What can you say about the use of silence in the film? We can read so much in the silences.
There’s not much to do in a prison or in a cell. It’s all about the people and their faces and bodies. I am interested in watching them, and I like these limitations. The space is so limited we are not distracted with other things. That is why we tried to be precise in every moment and gaze.
I appreciate how the characters subverted authority to achieve their desires. Can you talk about that theme in your film?

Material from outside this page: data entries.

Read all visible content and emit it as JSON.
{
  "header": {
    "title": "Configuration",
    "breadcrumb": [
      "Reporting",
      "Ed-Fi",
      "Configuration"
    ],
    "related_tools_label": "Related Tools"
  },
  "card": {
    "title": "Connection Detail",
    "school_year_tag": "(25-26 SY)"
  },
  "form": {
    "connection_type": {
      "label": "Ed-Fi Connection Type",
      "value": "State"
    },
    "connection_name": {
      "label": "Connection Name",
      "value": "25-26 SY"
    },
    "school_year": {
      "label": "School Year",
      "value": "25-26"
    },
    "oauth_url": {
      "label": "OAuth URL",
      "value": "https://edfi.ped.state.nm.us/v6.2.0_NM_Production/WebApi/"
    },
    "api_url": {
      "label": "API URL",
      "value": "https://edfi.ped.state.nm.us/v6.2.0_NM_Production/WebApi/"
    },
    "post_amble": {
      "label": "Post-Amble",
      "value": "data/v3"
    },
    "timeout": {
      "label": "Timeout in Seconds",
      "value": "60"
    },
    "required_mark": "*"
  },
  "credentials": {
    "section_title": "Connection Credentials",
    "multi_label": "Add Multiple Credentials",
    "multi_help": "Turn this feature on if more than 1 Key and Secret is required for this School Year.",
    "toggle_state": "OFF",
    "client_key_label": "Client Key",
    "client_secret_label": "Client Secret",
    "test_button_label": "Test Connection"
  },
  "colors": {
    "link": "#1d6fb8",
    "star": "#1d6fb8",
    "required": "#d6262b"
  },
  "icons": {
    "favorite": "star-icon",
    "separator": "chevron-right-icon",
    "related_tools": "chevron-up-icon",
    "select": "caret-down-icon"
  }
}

That is what I believe — that love will always find a way. It’s impossible to lock away feelings and emotions. You always find a way to survive. They try to find a way to express themselves and live their emotions and passions. It’s all very strange to lock someone up for being gay and committing homosexual acts — which was a crime — and put them in prison with lots of men, it’s so absurd! One victim we talked to said for him, prison was a dating platform. He was in heaven!
One of the most astonishing sequences appears late in the film, at a bar named “Great Freedom.” It is explicit and powerful. What decisions did you make regarding this episode?

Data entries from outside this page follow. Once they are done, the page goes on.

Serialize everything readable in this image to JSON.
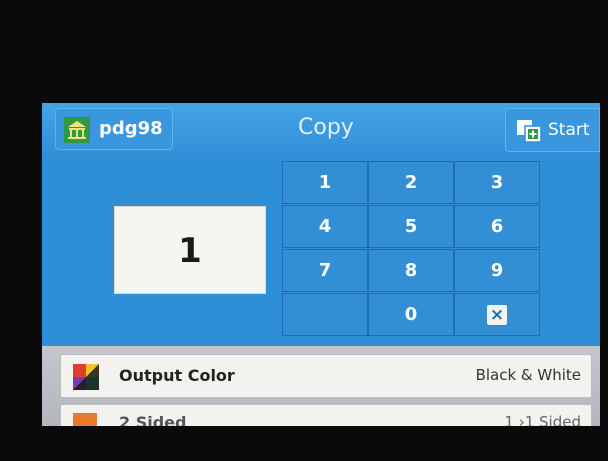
{
  "header": {
    "user_label": "pdg98",
    "title": "Copy",
    "start_label": "Start"
  },
  "quantity": {
    "value": "1"
  },
  "keypad": {
    "keys": [
      "1",
      "2",
      "3",
      "4",
      "5",
      "6",
      "7",
      "8",
      "9",
      "0"
    ],
    "clear_icon": "×"
  },
  "settings": [
    {
      "label": "Output Color",
      "value": "Black & White",
      "icon": "color-wheel-icon"
    },
    {
      "label": "2 Sided",
      "value": "1 ›1 Sided",
      "icon": "two-sided-icon"
    }
  ],
  "colors": {
    "screen_blue": "#2f8fd6",
    "key_blue": "#338fd5",
    "panel_gray": "#b3b7bd"
  }
}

It’s a bit metaphorical, because in gay clubs back then it was more Barbra Streisand that they played than free jazz, but I wanted to create this feeling of it being like madness. People read in the newspaper that Paragraph 175 ended, and they could live a free life and they couldn’t believe it. It was crazy for them, and I wanted to create this crazy feeling. When Hans goes down into the basement it looks a lot like prison — there are bars, toilets, cells, and glory holes. It is like all the stations of the film are in this sequence. What I really like about darkroom culture, even today, they take the elements of oppression and play with them. Judith Butler said, “Fetish is about playing with the symbols of oppression to not have to fear them anymore.” It’s a provocative political statement. Homosexuals have been locked away and oppressed for so many decades, the minute they are liberated, they take the oppression and build their own prison.
If it is appropriate to ask how you would have fared in prison?
I would have drowned. It is one of my biggest nightmares. It’s probably why I made this film. It is one of my most horrible visions, to be in prison. I would go down completely.